As Intel Chris said to Intel Jessica this morning, watching Kelly’s mind at work is “like watching a blind person try and put together a jigsaw puzzle.” It’s not even funny, it’s just confusing and sad. For one thing, Kelly has no ability to take anything lightly. When Andy cracked, “Did anybody take a Xanax before the show?” Kelly responded quietly: “I don’t do drugs.” When Alex got a little animated, Kelly snapped: “Cross your legs!” (Hers is the only vagina that can be seen on this show!) After Ramona won’t take back that she called Kelly stupid, Ramona idly said she sometimes even calls her daughter stupid. “You shouldn’t call your daughter stupid,” Kelly says, dead serious. (“I don’t,” Ramona replied, awesomely. “I was just throwing out an example to make you feel better.” And yet, for all her seriousness, she argues like a child (and doesn’t mind when everyone agrees that she has the mental agility of a fly). “I’m over it,” she said at one point, and Alex agreed. “We all are,” Alex said, and then Kelly snapped: “NO, I AM.” “I’m not going to fight with you over the facts,” she said to the world shortly after, which was too bad, because she and the world seem to be operating with a completely different set of them, and we really would have liked to see them get reconciled.

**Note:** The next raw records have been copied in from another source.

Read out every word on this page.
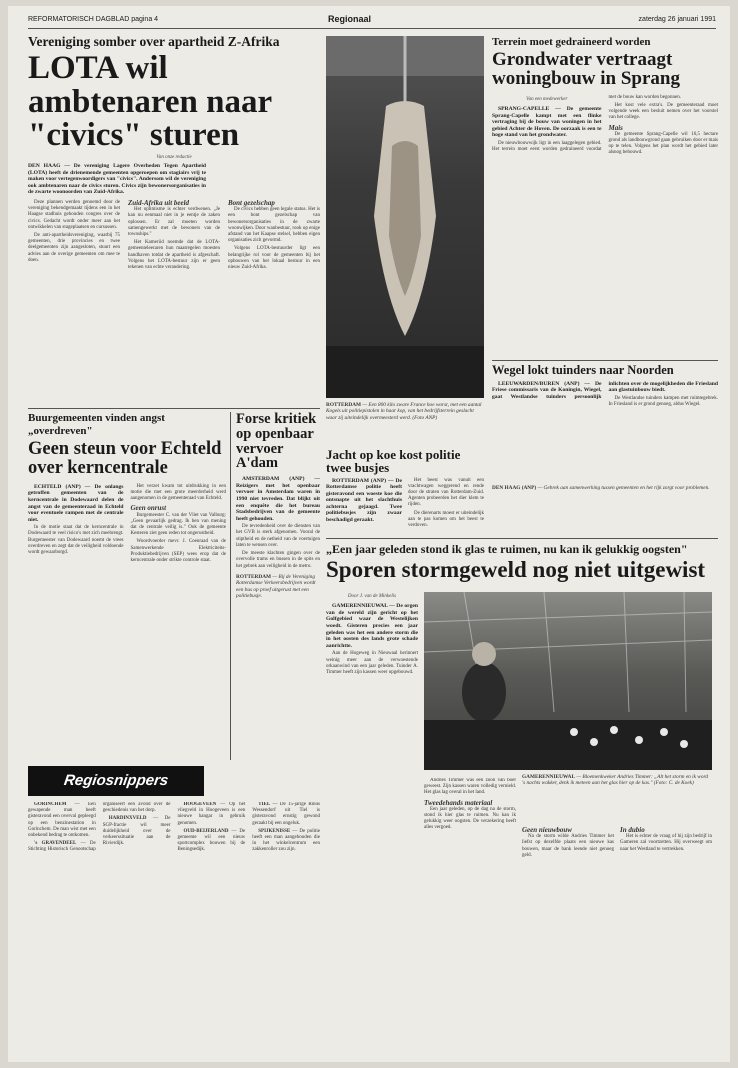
REFORMATORISCH DAGBLAD pagina 4	Regionaal	zaterdag 26 januari 1991
Vereniging somber over apartheid Z-Afrika
LOTA wil ambtenaren naar "civics" sturen
Van onze redactie
DEN HAAG — De vereniging Lagere Overheden Tegen Apartheid (LOTA) heeft de drienemende gemeenten opgeroepen om stagiairs vrij te maken voor vertegenwoordigers van "civics". Andersom wil de vereniging ook ambtenaren naar de civics sturen. Civics zijn bewonersorganisaties in de zwarte woonoorden van Zuid-Afrika.

Deze plannen werden genoemd door de vereniging bekendgemaakt tijdens een in het Haagse stadhuis gehouden congres over de civics. Gedacht wordt onder meer aan het ontwikkelen van stageplaatsen en cursussen.

De anti-apartheidsvereniging, waarbij 75 gemeenten, drie provincies en twee deelgemeenten zijn aangesloten, stuurt een advies aan de overige gemeenten om mee te doen.

Zuid-Afrika uit beeld

Het optimisme is echter verdwenen. „Je kan nu eenmaal niet in je eentje de zaken oplossen. Er zal moeten worden samengewerkt met de bewoners van de townships."

Het Kameriid noemde dat de LOTA-gemeenteleeraren hun maatregelen moesten handhaven totdat de apartheid is afgeschaft. Volgens het LOTA-bestuur zijn er geen tekenen van echte verandering.

Bont gezelschap

De civics hebben geen legale status. Het is een bont gezelschap van bewonersorganisaties in de zwarte woonwijken. Door wanbestuur, rook op enige afstand van het Kaapse stelsel, hebben eigen organisaties zich gevormd.

Volgens LOTA-bestuurder ligt een belangrijke rol voor de gemeenten bij het opbouwen van het lokaal bestuur in een nieuw Zuid-Afrika.

ROTTERDAM — Een 800 kilo zware France hoe worst, met een aantal Kogels uit politiepistolen in haar kop, van het bedrijfsterrein geslacht waar zij uiteindelijk overmeesterd werd. (Foto ANP)
Jacht op koe kost politie twee busjes

ROTTERDAM (ANP) — De Rotterdamse politie heeft gisteravond een woeste koe die ontsnapte uit het slachthuis achterna gejaagd. Twee politiebusjes zijn zwaar beschadigd geraakt.

Het beest was vanuit een vrachtwagen weggerend en rende door de straten van Rotterdam-Zuid. Agenten probeerden het dier klem te rijden.

De dierenarts moest er uiteindelijk aan te pas komen om het beest te verdoven.

Terrein moet gedraineerd worden
Grondwater vertraagt woningbouw in Sprang
Van een medewerker

SPRANG-CAPELLE — De gemeente Sprang-Capelle kampt met een flinke vertraging bij de bouw van woningen in het gebied Achter de Hoven. De oorzaak is een te hoge stand van het grondwater.

De nieuwbouwwijk ligt in een laaggelegen gebied. Het terrein moet eerst worden gedraineerd voordat met de bouw kan worden begonnen.

Het kost vele extra's. De gemeenteraad moet volgende week een besluit nemen over het voorstel van het college.

Mais

De gemeente Sprang-Capelle wil 16,5 hectare grond als landbouwgrond gaan gebruiken door er mais op te telen. Volgens het plan wordt het gebied later alsnog bebouwd.

Wegel lokt tuinders naar Noorden

LEEUWARDEN/BUREN (ANP) — De Friese commissaris van de Koningin, Wiegel, gaat Westlandse tuinders persoonlijk inlichten over de mogelijkheden die Friesland aan glastuinbouw biedt.

De Westlandse tuinders kampen met ruimtegebrek. In Friesland is er grond genoeg, aldus Wiegel.

DEN HAAG (ANP) — Gebrek aan samenwerking tussen gemeenten en het rijk zorgt voor problemen.
Buurgemeenten vinden angst „overdreven"
Geen steun voor Echteld over kerncentrale

ECHTELD (ANP) — De onlangs getroffen gemeenten van de kerncentrale in Dodewaard delen de angst van de gemeenteraad in Echteld voor eventuele rampen met de centrale niet.

In de motie staat dat de kerncentrale in Dodewaard te veel risico's met zich meebrengt. Burgemeester van Dodewaard noemt de vrees overdreven en zegt dat de veiligheid voldoende wordt gewaarborgd.

Het verzet kwam tot uitdrukking in een motie die met een grote meerderheid werd aangenomen in de gemeenteraad van Echteld.

Geen onrust

Burgemeester C. van der Vliet van Valburg: „Geen gevaarlijk gedrag. Ik ben van mening dat de centrale veilig is." Ook de gemeente Kesteren ziet geen reden tot ongerustheid.

Woordvoerder mevr. J. Coenraad van de Samenwerkende Elektriciteits-Produktiebedrijven (SEP) wees erop dat de kerncentrale onder strikte controle staat.

Forse kritiek op openbaar vervoer A'dam

AMSTERDAM (ANP) — Reizigers met het openbaar vervoer in Amsterdam waren in 1990 niet tevreden. Dat blijkt uit een enquête die het bureau Stadsbedrijven van de gemeente heeft gehouden.

De tevredenheid over de diensten van het GVB is sterk afgenomen. Vooral de stiptheid en de netheid van de voertuigen laten te wensen over.

De meeste klachten gingen over de overvolle trams en bussen in de spits en het gebrek aan veiligheid in de metro.

ROTTERDAM — Bij de Vereniging Rotterdamse Verkeersbedrijven wordt een bus op proef uitgerust met een politiebusje.
„Een jaar geleden stond ik glas te ruimen, nu kan ik gelukkig oogsten"
Sporen stormgeweld nog niet uitgewist
Door J. van de Minkelis

GAMERENNIEUWAL — De orgen van de wereld zijn gericht op het Golfgebied waar de Westelijken woedt. Gisteren precies een jaar geleden was het een andere storm die in het oosten des lands grote schade aanrichtte.

Aan de Hogeweg in Nieuwaal herinnert weinig meer aan de verwoestende orkaanwind van een jaar geleden. Tuinder A. Timmer heeft zijn kassen weer opgebouwd.

Andries Timmer was een zoon van boer geweest. Zijn kassen waren volledig vernield. Het glas lag overal in het land.

Tweedehands materiaal

Een jaar geleden, op de dag na de storm, stond ik hier glas te ruimen. Nu kan ik gelukkig weer oogsten. De verzekering heeft alles vergoed.	Geen nieuwbouw

Na de storm wilde Andries Timmer het liefst op dezelfde plaats een nieuwe kas bouwen, maar de bank leende niet genoeg geld.

In dubio

Het is echter de vraag of hij zijn bedrijf in Gameren zal voortzetten. Hij overweegt om naar het Westland te vertrekken.

GAMERENNIEUWAL — Bloemenkweker Andries Timmer: „Alt het storm en ik word 's nachts wakker, denk ik meteen aan het glas hier op de kas." (Foto: C. de Koek)
Regiosnippers

GORINCHEM — Een gewapende man heeft gisteravond een overval gepleegd op een benzinestation in Gorinchem. De man wist met een onbekend bedrag te ontkomen.

's GRAVENDEEL — De Stichting Historisch Genootschap organiseert een avond over de geschiedenis van het dorp.

HARDINXVELD — De SGP-fractie wil meer duidelijkheid over de verkeerssituatie aan de Rivierdijk.

HOOGEVEEN — Op het vliegveld in Hoogeveen is een nieuwe hangar in gebruik genomen.

OUD-BEIJERLAND — De gemeente wil een nieuw sportcomplex bouwen bij de Beningsedijk.

TIEL — De 15-jarige Rinus Wessendorf uit Tiel is gisteravond ernstig gewond geraakt bij een ongeluk.

SPIJKENISSE — De politie heeft een man aangehouden die in het winkelcentrum een zakkenroller zou zijn.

Jill clearly knew she was going into the reunion as the underdog, and was therefore all apologies to everyone (except, notably, Alex). She was nailed for going to the gossip columns, for telling the other women not to film with Bethenny, and for being a general jerk to everyone. One of our favorite scores was when Alex said that Jill called her ugly, and Jill replied, “I said that you were channeling the devil!” as if that’s not the same thing. Through it all, though, she kept trying(!) to say nice things about people, and to admit to being a “New York bitch.” But so far, it wasn’t enough to get her even close to the win.
Probably because she knows she has to set up her show as personably as she can, Bethenny played it cool, tearing up about how happy her life was, and talking about her baby whenever she could. It was almost enough to make us ignore that it was completely crazy that she looks like that twelve days after having a baby. (For once, we had the same expression on our faces when we looked at Bethenny that Jill had at the same moment.) It’s no surprise that reality-vet Bethenny seems to have the best perspective on being on a reality show and what you have to do, which serves her well when Jill tries to pull some crap about solving problems off camera. “What are we all doing here? You chose to put your husband’s cancer diagnosis on the show, you chose to bring your daughter to weight-loss camp on the show … Whatever it is, this is the moment you choose to go off camera?” she asks. The hits kept coming from there. Bethenny just went down the list of Jill’s faults, and most of her punches landed. “You can’t use failed memory as an excuse,” she observes. “When your plan didn’t work and people started to turn on you, that’s when you became sympathetic.” Bethenny for the win!